L'explosion a eu lieu dimanche 2 août 2026 devant un commissariat de police dans la région de Kabal, un secteur du district de Swat, dans la province pakistanaise de Khyber Pakhtunkhwa. Au même moment, un rassemblement d'habitants en faveur de la police se tenait dans ce quartier, mais on ignore pour l'instant s'il était la cible de l'attentat-suicide présumé.

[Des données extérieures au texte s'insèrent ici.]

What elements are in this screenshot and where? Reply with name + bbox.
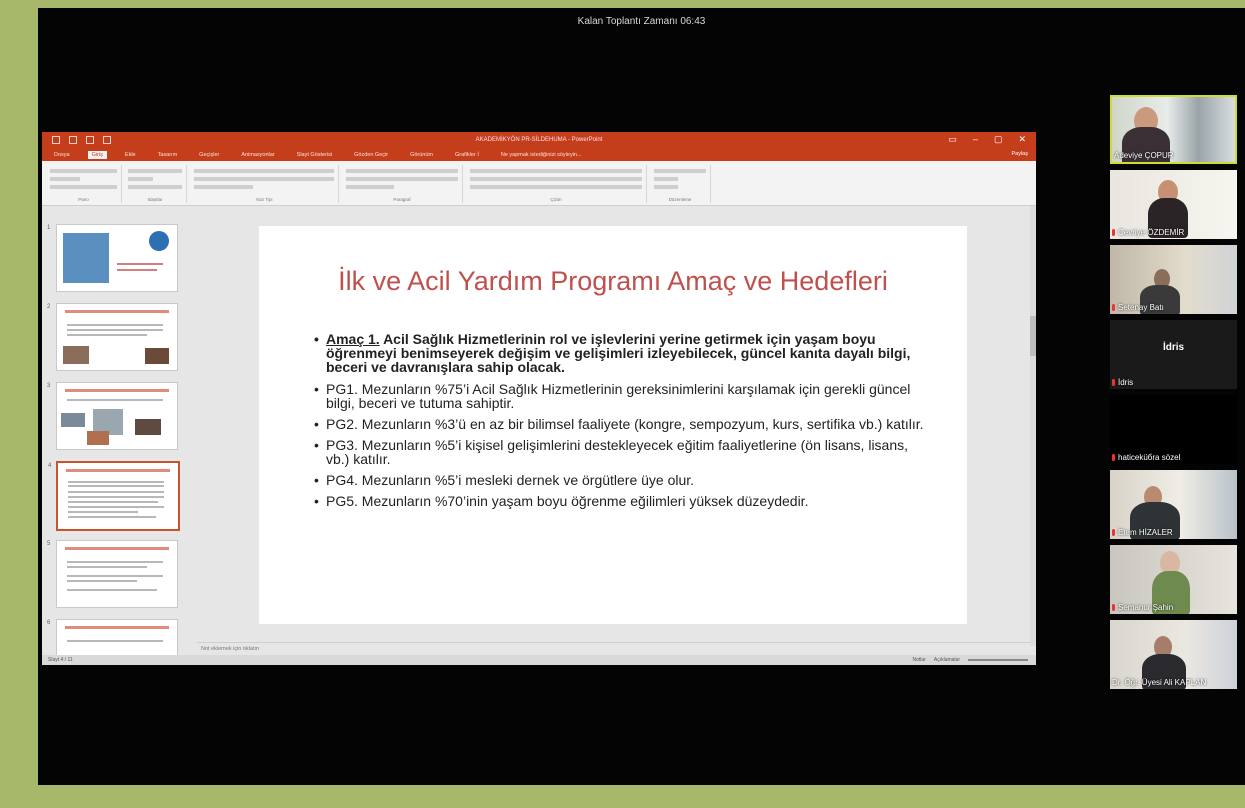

Selon Fida Hussain, responsable régional de la police, l'assaillant a tenté de pénétrer dans le commissariat, situé au niveau d'un carrefour animé. Des policiers postés à l'entrée principale l'ont arrêté. Il a alors « activé son gilet rempli d'explosifs ».
Un lourd bilan humain
Le décompte des victimes, fourni par les secours et les autorités locales, fait état d'au moins 14 morts. Fida Hussain a précisé à l'agence Reuters que cinq policiers et huit civils figurent parmi les personnes décédées. La quatorzième victime serait l'auteur de l'attentat-suicide. L'explosion a également fait des blessés : au moins 18 personnes selon un communiqué de la police, un chiffre porté à au moins 22 par l'AFP.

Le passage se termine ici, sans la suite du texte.